Jednoczący charakter radości 79
Radość jako wyzwolenie 82
Radość jako dar 85
Radość jako celebracja 88
VI. Język chrześcijańskiej radości 91
Radość chrześcijańska jako „znak" 91
Język humoru 93
Język piękna 96
Język ciszy 98
VII. Święto, dzień człowieka wyzwolonego 101
Pojęciowe skojarzenie „święta" z chrześcijańską tożsamością 101
Święto jako pamięć o wyzwoleniu 104
Święto jako zapowiedź wyzwolenia 107
Święto jako zobowiązanie do walki o wyzwolenie 110
VIII. Zakończenie 115
Posługa niepokoju 116
Posługa nadziei 117

Wprowadzić nadprzyrodzoność
do własnego życia,
przełamać zaporę,
która chroni nas przed Oceanem,
przed Bogiem,
znaczy poświęcić się
bezimiennej tragedii.
(Julien Green)

Naufragium feci, bene navigavi.
(starożytny paradoks)

Kiedy ziemia zażąda
waszych kości,
wtedy zatańczycie naprawdę.
(Kahlil Gibran)

II
Źródła chrześcijańskiego niepokoju

Bóg całkowicie Inny

Pierwsze ryzyko, któremu trzeba stawić czoła na drodze do Boga, obrazuje nieuchwytność Jego tajemnicy. Jak słusznie zauważono: „Na szczęście istnieje tajemnica", w przeciwnym razie „Bóg też byłby naszym wymysłem"9.

Teraz Bóg wydaje się nieuchwytny, niewypowiedziany i wciąż niesprowadzalny do granic naszych zdolności poznawczych. Dla człowieka Bóg jest zarazem światłem i ciemnością. Można mówić o świetle tak intensywnym, że ludzkie spojrzenie nie mogłoby go wytrzymać. Nadmiar światła rodzi stan zaciemnienia, dlatego Izajasz był zmuszony powiedzieć:

Prawdziwie tyś Bogiem ukrytym, Boże Izraela, Zbawco!10

Bóg kryje się w swej światłości, a człowiek kroczy w Jego niewidomym świetle.
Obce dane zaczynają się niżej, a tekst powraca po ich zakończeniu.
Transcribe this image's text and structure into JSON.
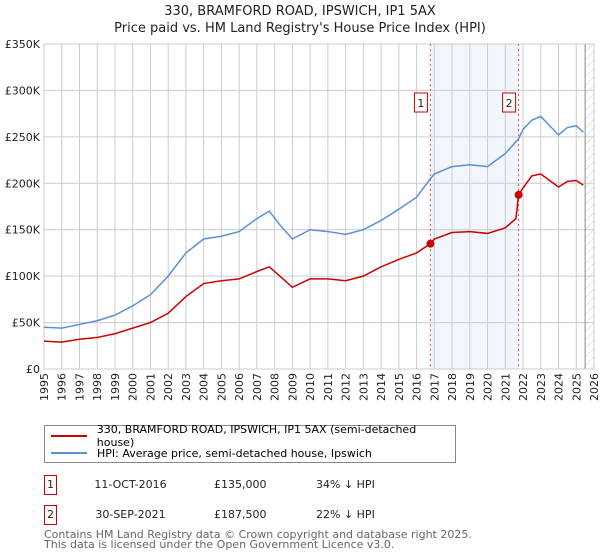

Także Apostoł Paweł, pisząc do chrześcijan w Rzymie, mówi o niezbadanym życiu Boga:

O głębokości bogactw, mądrości i wiedzy Boga! Jakże niezbadane są Jego wyroki i nie do wyśledzenia Jego drogi! Kto bowiem poznał myśl Pana albo kto był Jego doradcą? Lub kto Go pierwszy obdarował, aby nawzajem otrzymać odpłatę? Albowiem z Niego i przez Niego, i dla Niego [jest] wszystko".

Istnieje epifania Boga w stworzeniu i w historii, ale człowiek nie jest w stanie w pełni zrozumieć tego języka.

Pierwsi chrześcijanie byli tak dalece przekonani o nieskończonej przepaści między Bogiem a ludzkim sumieniem, że gdy chcieli mówić o Bożych przymiotach, woleli odwoływać się do znaczeń negatywnych czy raczej do negacji tego, Czym Bóg nie jest i nie może być, niż do stwierdzenia tego, czym jest na pewno12. Nie negowano tego objawienia, które Bóg dał sam o swoim istnieniu, ale chciano przypomnieć, że odsłanianie się Boga było jednocześnie zasłanianiem, światłem i ciemnością, może lepiej: ciemnością z powodu zbyt porażającego światła.

Święty Tomasz wraz ze św. Anzelmem dali na Zachodzie początek poznaniu Boga przez analogię, czyli wychodząc od rzeczywistości świata, co pozwoliłoby człowiekowi wznosić się, stopień po stopniu, aż do Boga. To również Tomasz powiedział, że znamy Boga na tyle, na ile Go nie znamy, a na krótko przed śmiercią, nawiązując do swojego dzieła, miał wyznać swojemu sekretarzowi: „To tylko słoma" .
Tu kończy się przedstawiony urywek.